Völlig im Dunkeln liegen die Hintergründe für den Notruf einer Familie, der am frühen Donnerstagmorgen in Beuel einen stundenlangen Polizeieinsatz mit SEK-Zugriff auslöste. Angehörige einer 19-Jährigen hatten gegen zwei Uhr die Polizei wegen einer angeblichen Geiselnahme alarmiert und behauptet, die junge Frau werde gegen ihren Willen von einem 47-jährigen Mann in einem Wohnwagen auf dem Gelände einer Autowerkstatt in Beuel festgehalten. Doch nach ihrer Befreiung erklärte die 19-Jährige, sie habe sich freiwillig dort aufgehalten.

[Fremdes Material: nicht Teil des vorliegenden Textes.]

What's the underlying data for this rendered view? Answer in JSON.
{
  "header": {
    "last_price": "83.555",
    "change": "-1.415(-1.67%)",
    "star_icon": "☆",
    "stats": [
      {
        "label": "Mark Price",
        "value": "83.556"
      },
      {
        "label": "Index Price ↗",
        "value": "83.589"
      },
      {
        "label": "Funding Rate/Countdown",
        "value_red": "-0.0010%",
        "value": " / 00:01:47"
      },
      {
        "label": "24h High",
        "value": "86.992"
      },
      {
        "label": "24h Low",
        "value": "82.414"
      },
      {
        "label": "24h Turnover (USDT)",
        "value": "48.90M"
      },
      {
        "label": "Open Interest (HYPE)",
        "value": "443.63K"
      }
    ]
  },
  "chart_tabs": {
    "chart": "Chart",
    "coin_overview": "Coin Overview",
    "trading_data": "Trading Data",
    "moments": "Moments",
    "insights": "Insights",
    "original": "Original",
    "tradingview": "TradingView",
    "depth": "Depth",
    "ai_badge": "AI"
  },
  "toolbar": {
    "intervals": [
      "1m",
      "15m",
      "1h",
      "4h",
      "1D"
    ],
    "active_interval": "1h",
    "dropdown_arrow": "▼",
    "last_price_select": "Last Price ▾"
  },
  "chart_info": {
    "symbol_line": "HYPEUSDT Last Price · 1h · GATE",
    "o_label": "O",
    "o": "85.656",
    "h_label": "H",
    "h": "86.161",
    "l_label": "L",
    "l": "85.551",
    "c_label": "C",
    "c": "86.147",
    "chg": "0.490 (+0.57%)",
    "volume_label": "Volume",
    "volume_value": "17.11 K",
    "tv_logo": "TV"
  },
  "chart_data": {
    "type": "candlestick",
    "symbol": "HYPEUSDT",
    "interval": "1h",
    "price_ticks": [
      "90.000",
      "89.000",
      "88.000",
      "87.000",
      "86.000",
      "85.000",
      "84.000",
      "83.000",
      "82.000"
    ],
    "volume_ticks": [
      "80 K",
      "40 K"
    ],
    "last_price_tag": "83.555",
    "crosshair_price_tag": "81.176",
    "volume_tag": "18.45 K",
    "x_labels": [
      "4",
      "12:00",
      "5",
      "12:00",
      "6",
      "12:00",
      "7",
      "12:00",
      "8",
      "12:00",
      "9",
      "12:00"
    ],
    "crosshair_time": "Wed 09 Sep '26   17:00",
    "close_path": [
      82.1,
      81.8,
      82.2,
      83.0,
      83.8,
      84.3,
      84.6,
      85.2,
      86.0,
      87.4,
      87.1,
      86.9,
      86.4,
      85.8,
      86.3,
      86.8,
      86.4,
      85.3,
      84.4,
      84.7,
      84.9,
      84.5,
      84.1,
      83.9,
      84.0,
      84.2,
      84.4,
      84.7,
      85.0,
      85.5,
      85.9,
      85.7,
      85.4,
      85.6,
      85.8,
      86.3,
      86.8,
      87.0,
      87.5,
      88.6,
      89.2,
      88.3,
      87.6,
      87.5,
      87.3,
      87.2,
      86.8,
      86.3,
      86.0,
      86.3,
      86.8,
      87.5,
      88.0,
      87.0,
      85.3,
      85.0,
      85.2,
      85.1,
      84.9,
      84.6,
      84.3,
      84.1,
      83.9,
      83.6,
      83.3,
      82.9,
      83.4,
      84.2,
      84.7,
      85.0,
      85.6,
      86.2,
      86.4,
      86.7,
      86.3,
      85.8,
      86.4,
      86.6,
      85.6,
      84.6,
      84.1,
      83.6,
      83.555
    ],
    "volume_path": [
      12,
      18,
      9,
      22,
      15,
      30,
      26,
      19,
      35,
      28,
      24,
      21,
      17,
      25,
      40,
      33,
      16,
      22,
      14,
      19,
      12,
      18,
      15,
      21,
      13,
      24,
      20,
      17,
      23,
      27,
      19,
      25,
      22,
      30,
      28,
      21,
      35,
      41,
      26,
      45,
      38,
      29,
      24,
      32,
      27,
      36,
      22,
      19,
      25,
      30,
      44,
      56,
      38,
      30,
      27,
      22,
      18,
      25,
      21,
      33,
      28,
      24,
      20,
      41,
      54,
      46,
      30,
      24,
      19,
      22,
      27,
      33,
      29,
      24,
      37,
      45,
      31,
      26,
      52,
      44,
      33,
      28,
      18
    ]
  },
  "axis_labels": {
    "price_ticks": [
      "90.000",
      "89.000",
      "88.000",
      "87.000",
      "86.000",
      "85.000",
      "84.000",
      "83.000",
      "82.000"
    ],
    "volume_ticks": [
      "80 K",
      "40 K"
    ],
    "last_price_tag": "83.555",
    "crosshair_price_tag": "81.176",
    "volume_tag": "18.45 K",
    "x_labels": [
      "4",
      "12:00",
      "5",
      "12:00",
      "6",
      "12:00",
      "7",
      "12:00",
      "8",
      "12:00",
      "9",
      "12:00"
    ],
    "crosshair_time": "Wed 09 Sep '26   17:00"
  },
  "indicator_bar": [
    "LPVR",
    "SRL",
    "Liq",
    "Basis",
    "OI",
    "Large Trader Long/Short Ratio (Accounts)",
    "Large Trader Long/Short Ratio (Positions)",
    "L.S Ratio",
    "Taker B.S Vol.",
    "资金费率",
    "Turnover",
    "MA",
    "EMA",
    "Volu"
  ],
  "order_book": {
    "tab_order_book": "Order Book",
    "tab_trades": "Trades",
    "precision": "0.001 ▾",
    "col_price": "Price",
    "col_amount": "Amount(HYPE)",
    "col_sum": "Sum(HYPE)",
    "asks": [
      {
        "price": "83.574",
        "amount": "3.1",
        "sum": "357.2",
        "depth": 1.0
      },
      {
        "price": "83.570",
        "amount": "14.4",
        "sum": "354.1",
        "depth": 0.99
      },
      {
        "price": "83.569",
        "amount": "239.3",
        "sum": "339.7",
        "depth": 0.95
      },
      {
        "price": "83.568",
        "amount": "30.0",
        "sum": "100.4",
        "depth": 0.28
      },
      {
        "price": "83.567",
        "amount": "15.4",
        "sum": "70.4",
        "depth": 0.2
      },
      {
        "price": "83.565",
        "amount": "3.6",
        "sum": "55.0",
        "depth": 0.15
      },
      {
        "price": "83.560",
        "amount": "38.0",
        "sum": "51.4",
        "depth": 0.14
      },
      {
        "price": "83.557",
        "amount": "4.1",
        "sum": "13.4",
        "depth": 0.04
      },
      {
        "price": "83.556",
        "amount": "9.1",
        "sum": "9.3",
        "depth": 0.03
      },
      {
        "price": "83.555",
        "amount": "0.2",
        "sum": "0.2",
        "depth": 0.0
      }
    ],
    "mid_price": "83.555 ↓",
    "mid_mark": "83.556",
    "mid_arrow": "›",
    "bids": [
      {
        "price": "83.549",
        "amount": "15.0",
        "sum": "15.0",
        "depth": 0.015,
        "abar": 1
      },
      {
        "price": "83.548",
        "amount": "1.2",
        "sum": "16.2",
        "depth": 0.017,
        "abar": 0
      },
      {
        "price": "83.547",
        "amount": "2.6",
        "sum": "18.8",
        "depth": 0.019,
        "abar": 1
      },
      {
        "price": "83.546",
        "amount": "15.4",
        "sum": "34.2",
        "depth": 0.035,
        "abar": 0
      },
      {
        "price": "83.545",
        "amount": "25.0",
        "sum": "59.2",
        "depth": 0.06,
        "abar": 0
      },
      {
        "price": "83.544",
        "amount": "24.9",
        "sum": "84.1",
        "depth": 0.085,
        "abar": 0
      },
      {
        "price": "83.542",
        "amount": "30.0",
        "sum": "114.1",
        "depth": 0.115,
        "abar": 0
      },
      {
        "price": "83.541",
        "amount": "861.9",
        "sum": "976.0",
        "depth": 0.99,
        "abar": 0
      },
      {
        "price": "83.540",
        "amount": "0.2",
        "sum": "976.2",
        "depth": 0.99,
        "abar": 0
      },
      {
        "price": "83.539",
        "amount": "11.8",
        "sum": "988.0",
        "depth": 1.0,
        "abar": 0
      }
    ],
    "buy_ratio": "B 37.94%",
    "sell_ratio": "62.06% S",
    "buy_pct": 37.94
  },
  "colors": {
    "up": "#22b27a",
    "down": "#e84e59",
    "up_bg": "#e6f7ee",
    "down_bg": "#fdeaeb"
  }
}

Vier Stunden dauerte es, bis das Spezialeinsatzkommando gegen sechs Uhr die Lage klären konnte, denn bis dahin hatten weder die 19-Jährige noch der Mann mit den Polizisten Kontakt aufgenommen. Dabei hatten Verhandler den 47-Jährigen immer wieder aufgefordert, den Wohnwagen zu verlassen. Als er endlich die Tür des Campers öffnete, ließ er sich nach Angaben von Polizeipressesprecher Robert Scholten jedoch widerstandslos festnehmen. Dennoch erlitt der Inhaber des Werkstattgeländes leichte Verletzungen, als ihn die Spezialkräfte fixierten. Ein Polizeiwagen brachte ihn, den Kopf unter einem Handtuch verborgen, zur Vernehmung ins Polizeipräsidium. Sein angebliches Opfer stand derweil neben den Polizisten und wirkte trotz der ganzen Aufregung recht entspannt machte nicht den Eindruck, als ob sie den Ort des Geschehens schleunigst verlassen wollte.

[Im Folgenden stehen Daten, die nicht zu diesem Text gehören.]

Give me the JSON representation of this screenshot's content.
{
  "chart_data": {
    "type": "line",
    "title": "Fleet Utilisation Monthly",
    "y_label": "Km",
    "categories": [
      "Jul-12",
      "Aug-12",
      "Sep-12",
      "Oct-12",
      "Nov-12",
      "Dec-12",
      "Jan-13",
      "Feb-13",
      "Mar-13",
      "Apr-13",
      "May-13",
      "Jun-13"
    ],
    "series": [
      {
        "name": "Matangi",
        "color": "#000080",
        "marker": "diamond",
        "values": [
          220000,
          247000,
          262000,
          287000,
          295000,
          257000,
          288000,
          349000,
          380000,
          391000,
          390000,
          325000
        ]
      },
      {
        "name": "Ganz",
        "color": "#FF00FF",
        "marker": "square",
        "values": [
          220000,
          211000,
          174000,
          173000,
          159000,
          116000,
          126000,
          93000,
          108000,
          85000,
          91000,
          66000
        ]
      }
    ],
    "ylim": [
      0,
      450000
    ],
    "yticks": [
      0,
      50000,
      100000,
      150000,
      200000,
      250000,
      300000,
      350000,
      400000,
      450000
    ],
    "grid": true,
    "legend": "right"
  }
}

Bald stellte sich auch heraus, warum. „Die 19-Jährige sagte in den Vernehmungen, dass der 47-Jährige sie nicht festgehalten hat“, erklärte Scholtens Amtskollege Frank Piontek. Vielmehr sei sie freiwillig zu dem Bekannten gegangen, und der habe ihr erlaubt, vorübergehend in dem Wohnwagen auf seinem Grundstück zu wohnen. „Sie wollte nicht nach Hause“, sagte der Pressesprecher. Ob die Familie die Polizei rief, weil sie mit der Entscheidung der 19-Jährigen nicht einverstanden war oder ob sie tatsächlich davon ausging, dass die junge Frau gegen ihren Willen festgehalten wurde, ist ungeklärt. Und unbeantwortet ist auch die Frage, warum die 19-Jährige und der 47-Jährige nicht reagierten, als laut Scholten zunächst Streifenpolizisten vor Ort das Gespräch mit ihnen suchten.

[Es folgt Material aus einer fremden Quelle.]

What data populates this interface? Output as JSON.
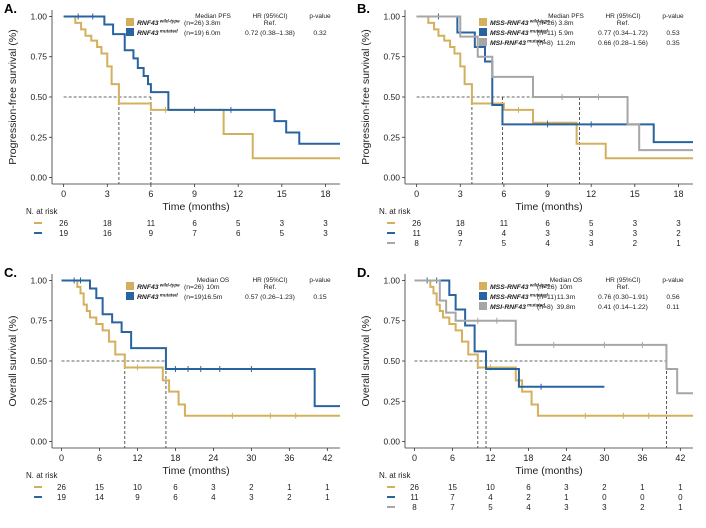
{
  "colors": {
    "wildtype": "#D4B05E",
    "mutated": "#2A64A0",
    "msi": "#A6A6A6",
    "axis": "#333333",
    "text": "#222222"
  },
  "chart_data": [
    {
      "id": "A",
      "type": "line",
      "subtype": "kaplan-meier",
      "panel_label": "A.",
      "ylabel": "Progression-free survival (%)",
      "xlabel": "Time (months)",
      "xticks": [
        0,
        3,
        6,
        9,
        12,
        15,
        18
      ],
      "yticks": [
        "0.00",
        "0.25",
        "0.50",
        "0.75",
        "1.00"
      ],
      "xlim": [
        -0.8,
        19
      ],
      "ylim": [
        -0.04,
        1.04
      ],
      "median_line_y": 0.5,
      "median_vlines": [
        3.8,
        6.0
      ],
      "legend_header": {
        "median": "Median PFS",
        "hr": "HR (95%CI)",
        "p": "p-value"
      },
      "series": [
        {
          "key": "wildtype",
          "label_main": "RNF43",
          "label_sup": "wild-type",
          "n": "(n=26)",
          "median": "3.8m",
          "hr": "Ref.",
          "p": "",
          "x": [
            0,
            0.8,
            1.2,
            1.5,
            1.9,
            2.3,
            2.6,
            3.0,
            3.3,
            3.8,
            6.0,
            11.0,
            13.0,
            17.0,
            19.0
          ],
          "y": [
            1.0,
            0.96,
            0.92,
            0.88,
            0.85,
            0.81,
            0.77,
            0.69,
            0.58,
            0.46,
            0.42,
            0.27,
            0.12,
            0.12,
            0.12
          ],
          "censor": [
            [
              7.0,
              0.42
            ],
            [
              9.0,
              0.42
            ]
          ],
          "at_risk": [
            "26",
            "18",
            "11",
            "6",
            "5",
            "3",
            "3"
          ]
        },
        {
          "key": "mutated",
          "label_main": "RNF43",
          "label_sup": "mutated",
          "n": "(n=19)",
          "median": "6.0m",
          "hr": "0.72 (0.38–1.38)",
          "p": "0.32",
          "x": [
            0,
            2.8,
            3.4,
            4.2,
            4.8,
            5.1,
            5.5,
            5.8,
            6.0,
            7.2,
            14.5,
            15.3,
            16.2,
            17.5,
            19.0
          ],
          "y": [
            1.0,
            0.95,
            0.89,
            0.79,
            0.74,
            0.68,
            0.63,
            0.58,
            0.53,
            0.42,
            0.35,
            0.28,
            0.21,
            0.21,
            0.21
          ],
          "censor": [
            [
              1.0,
              1.0
            ],
            [
              2.0,
              1.0
            ],
            [
              9.0,
              0.42
            ],
            [
              11.5,
              0.42
            ]
          ],
          "at_risk": [
            "19",
            "16",
            "9",
            "7",
            "6",
            "5",
            "3"
          ]
        }
      ]
    },
    {
      "id": "B",
      "type": "line",
      "subtype": "kaplan-meier",
      "panel_label": "B.",
      "ylabel": "Progression-free survival (%)",
      "xlabel": "Time (months)",
      "xticks": [
        0,
        3,
        6,
        9,
        12,
        15,
        18
      ],
      "yticks": [
        "0.00",
        "0.25",
        "0.50",
        "0.75",
        "1.00"
      ],
      "xlim": [
        -0.8,
        19
      ],
      "ylim": [
        -0.04,
        1.04
      ],
      "median_line_y": 0.5,
      "median_vlines": [
        3.8,
        5.9,
        11.2
      ],
      "legend_header": {
        "median": "Median PFS",
        "hr": "HR (95%CI)",
        "p": "p-value"
      },
      "series": [
        {
          "key": "wildtype",
          "label_main": "MSS-RNF43",
          "label_sup": "wild-type",
          "n": "(n=26)",
          "median": "3.8m",
          "hr": "Ref.",
          "p": "",
          "x": [
            0,
            0.8,
            1.2,
            1.5,
            1.9,
            2.3,
            2.6,
            3.0,
            3.3,
            3.8,
            6.0,
            8.0,
            11.0,
            13.0,
            19.0
          ],
          "y": [
            1.0,
            0.96,
            0.92,
            0.88,
            0.85,
            0.81,
            0.77,
            0.69,
            0.58,
            0.46,
            0.42,
            0.34,
            0.21,
            0.12,
            0.12
          ],
          "censor": [
            [
              7.0,
              0.42
            ],
            [
              9.0,
              0.34
            ]
          ],
          "at_risk": [
            "26",
            "18",
            "11",
            "6",
            "5",
            "3",
            "3"
          ]
        },
        {
          "key": "mutated",
          "label_main": "MSS-RNF43",
          "label_sup": "mutated",
          "n": "(n=11)",
          "median": "5.9m",
          "hr": "0.77 (0.34–1.72)",
          "p": "0.53",
          "x": [
            0,
            2.8,
            4.0,
            4.7,
            5.2,
            5.9,
            15.5,
            16.3,
            19.0
          ],
          "y": [
            1.0,
            0.9,
            0.81,
            0.72,
            0.45,
            0.33,
            0.33,
            0.22,
            0.22
          ],
          "censor": [
            [
              1.5,
              1.0
            ],
            [
              9.0,
              0.33
            ],
            [
              12.0,
              0.33
            ]
          ],
          "at_risk": [
            "11",
            "9",
            "4",
            "3",
            "3",
            "3",
            "2"
          ]
        },
        {
          "key": "msi",
          "label_main": "MSI-RNF43",
          "label_sup": "mutated",
          "n": "(n=8)",
          "median": "11.2m",
          "hr": "0.66 (0.28–1.56)",
          "p": "0.35",
          "x": [
            0,
            3.0,
            4.2,
            5.2,
            6.0,
            8.0,
            11.2,
            14.5,
            15.3,
            19.0
          ],
          "y": [
            1.0,
            0.875,
            0.75,
            0.625,
            0.625,
            0.5,
            0.5,
            0.33,
            0.17,
            0.17
          ],
          "censor": [
            [
              10.0,
              0.5
            ],
            [
              12.5,
              0.5
            ]
          ],
          "at_risk": [
            "8",
            "7",
            "5",
            "4",
            "3",
            "2",
            "1"
          ]
        }
      ]
    },
    {
      "id": "C",
      "type": "line",
      "subtype": "kaplan-meier",
      "panel_label": "C.",
      "ylabel": "Overall survival (%)",
      "xlabel": "Time (months)",
      "xticks": [
        0,
        6,
        12,
        18,
        24,
        30,
        36,
        42
      ],
      "yticks": [
        "0.00",
        "0.25",
        "0.50",
        "0.75",
        "1.00"
      ],
      "xlim": [
        -1.5,
        44
      ],
      "ylim": [
        -0.04,
        1.04
      ],
      "median_line_y": 0.5,
      "median_vlines": [
        10.0,
        16.5
      ],
      "legend_header": {
        "median": "Median OS",
        "hr": "HR (95%CI)",
        "p": "p-value"
      },
      "series": [
        {
          "key": "wildtype",
          "label_main": "RNF43",
          "label_sup": "wild-type",
          "n": "(n=26)",
          "median": "10m",
          "hr": "Ref.",
          "p": "",
          "x": [
            0,
            2.5,
            3.0,
            3.5,
            4.0,
            4.5,
            5.5,
            6.5,
            7.5,
            8.5,
            10.0,
            16.0,
            17.0,
            18.5,
            19.5,
            44.0
          ],
          "y": [
            1.0,
            0.96,
            0.92,
            0.85,
            0.81,
            0.77,
            0.73,
            0.69,
            0.62,
            0.54,
            0.46,
            0.38,
            0.31,
            0.23,
            0.16,
            0.16
          ],
          "censor": [
            [
              12.0,
              0.46
            ],
            [
              27.0,
              0.16
            ],
            [
              33.0,
              0.16
            ],
            [
              37.0,
              0.16
            ]
          ],
          "at_risk": [
            "26",
            "15",
            "10",
            "6",
            "3",
            "2",
            "1",
            "1"
          ]
        },
        {
          "key": "mutated",
          "label_main": "RNF43",
          "label_sup": "mutated",
          "n": "(n=19)",
          "median": "16.5m",
          "hr": "0.57 (0.26–1.23)",
          "p": "0.15",
          "x": [
            0,
            4.5,
            5.5,
            6.5,
            8.0,
            9.5,
            11.0,
            16.5,
            40.0,
            44.0
          ],
          "y": [
            1.0,
            0.95,
            0.89,
            0.79,
            0.74,
            0.68,
            0.58,
            0.45,
            0.22,
            0.22
          ],
          "censor": [
            [
              2.0,
              1.0
            ],
            [
              3.0,
              1.0
            ],
            [
              18.0,
              0.45
            ],
            [
              20.0,
              0.45
            ],
            [
              22.0,
              0.45
            ],
            [
              25.0,
              0.45
            ],
            [
              30.0,
              0.45
            ]
          ],
          "at_risk": [
            "19",
            "14",
            "9",
            "6",
            "4",
            "3",
            "2",
            "1"
          ]
        }
      ]
    },
    {
      "id": "D",
      "type": "line",
      "subtype": "kaplan-meier",
      "panel_label": "D.",
      "ylabel": "Overall survival (%)",
      "xlabel": "Time (months)",
      "xticks": [
        0,
        6,
        12,
        18,
        24,
        30,
        36,
        42
      ],
      "yticks": [
        "0.00",
        "0.25",
        "0.50",
        "0.75",
        "1.00"
      ],
      "xlim": [
        -1.5,
        44
      ],
      "ylim": [
        -0.04,
        1.04
      ],
      "median_line_y": 0.5,
      "median_vlines": [
        10.0,
        11.3,
        39.8
      ],
      "legend_header": {
        "median": "Median OS",
        "hr": "HR (95%CI)",
        "p": "p-value"
      },
      "series": [
        {
          "key": "wildtype",
          "label_main": "MSS-RNF43",
          "label_sup": "wild-type",
          "n": "(n=26)",
          "median": "10m",
          "hr": "Ref.",
          "p": "",
          "x": [
            0,
            2.5,
            3.0,
            3.5,
            4.0,
            4.5,
            5.5,
            6.5,
            7.5,
            8.5,
            10.0,
            16.0,
            17.0,
            18.5,
            19.5,
            44.0
          ],
          "y": [
            1.0,
            0.96,
            0.92,
            0.85,
            0.81,
            0.77,
            0.73,
            0.69,
            0.62,
            0.54,
            0.46,
            0.38,
            0.31,
            0.23,
            0.16,
            0.16
          ],
          "censor": [
            [
              12.0,
              0.46
            ],
            [
              27.0,
              0.16
            ],
            [
              33.0,
              0.16
            ],
            [
              37.0,
              0.16
            ]
          ],
          "at_risk": [
            "26",
            "15",
            "10",
            "6",
            "3",
            "2",
            "1",
            "1"
          ]
        },
        {
          "key": "mutated",
          "label_main": "MSS-RNF43",
          "label_sup": "mutated",
          "n": "(n=11)",
          "median": "11.3m",
          "hr": "0.76 (0.30–1.91)",
          "p": "0.56",
          "x": [
            0,
            5.5,
            6.5,
            8.0,
            9.5,
            11.3,
            16.5,
            30.0
          ],
          "y": [
            1.0,
            0.91,
            0.82,
            0.72,
            0.56,
            0.45,
            0.34,
            0.34
          ],
          "censor": [
            [
              2.0,
              1.0
            ],
            [
              3.5,
              1.0
            ],
            [
              20.0,
              0.34
            ]
          ],
          "at_risk": [
            "11",
            "7",
            "4",
            "2",
            "1",
            "0",
            "0",
            "0"
          ]
        },
        {
          "key": "msi",
          "label_main": "MSI-RNF43",
          "label_sup": "mutated",
          "n": "(n=8)",
          "median": "39.8m",
          "hr": "0.41 (0.14–1.22)",
          "p": "0.11",
          "x": [
            0,
            4.0,
            5.0,
            6.5,
            16.0,
            39.8,
            41.5,
            44.0
          ],
          "y": [
            1.0,
            0.875,
            0.8,
            0.75,
            0.6,
            0.45,
            0.3,
            0.3
          ],
          "censor": [
            [
              10.0,
              0.75
            ],
            [
              13.0,
              0.75
            ],
            [
              22.0,
              0.6
            ],
            [
              30.0,
              0.6
            ],
            [
              36.0,
              0.6
            ]
          ],
          "at_risk": [
            "8",
            "7",
            "5",
            "4",
            "3",
            "3",
            "2",
            "1"
          ]
        }
      ]
    }
  ],
  "risk_header": "N. at risk"
}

Drohte der Mann mit einem Gewehr?

Zuvor hatte die Familie der 19-Jährigen selbst versucht, die junge Frau zum Mitkommen zu überreden – war dabei aber auf vehementen Widerstand des 47-Jährigen gestoßen: „Die Angehörigen schilderten, dass der Mann ein Gewehr in der Hand hielt, als er die Tür des Wohnwagens öffnete“, sagte Scholten. Zwar sei die Waffe, die sich als Luftdruckgewehr herausgestellt habe, nicht auf die Angehörigen gerichtet gewesen. Doch die angebliche Drohung des Werkstattbesitzers, „es würde etwas passieren“, wenn die Familie nicht verschwände, beunruhigte nicht nur die Angehörigen. „Wegen der Gesamtumstände“, so Scholten am Einsatzort, „haben wir uns dazu entschlossen, das Spezialeinsatzkommando hinzuzuziehen.“

Am Vormittag dann die überraschende Wende. Und Polizei und Staatsanwaltschaft sehen nun wegen der Aussagen der 19-Jährigen keinen Anlass mehr für Ermittlungen wegen des Verdachts der Freiheitsberaubung. Geprüft wird laut Scholten allerdings, ob die mit dem Vorhalten des Gewehrs unterstrichene Aussage des 47-Jährigen eine Drohung darstellt.

Die 19-Jährige erhielt von der Polizei das Angebot, Beratung durch den Opferschutz in Anspruch zu nahmen. „Inwiefern sie das annimmt, ist ihr überlassen“, sagte Scholten. Gleich nach ihrer Vernehmung soll sie in den Wohnwagen des 47-Jährigen zurückgekehrt sein.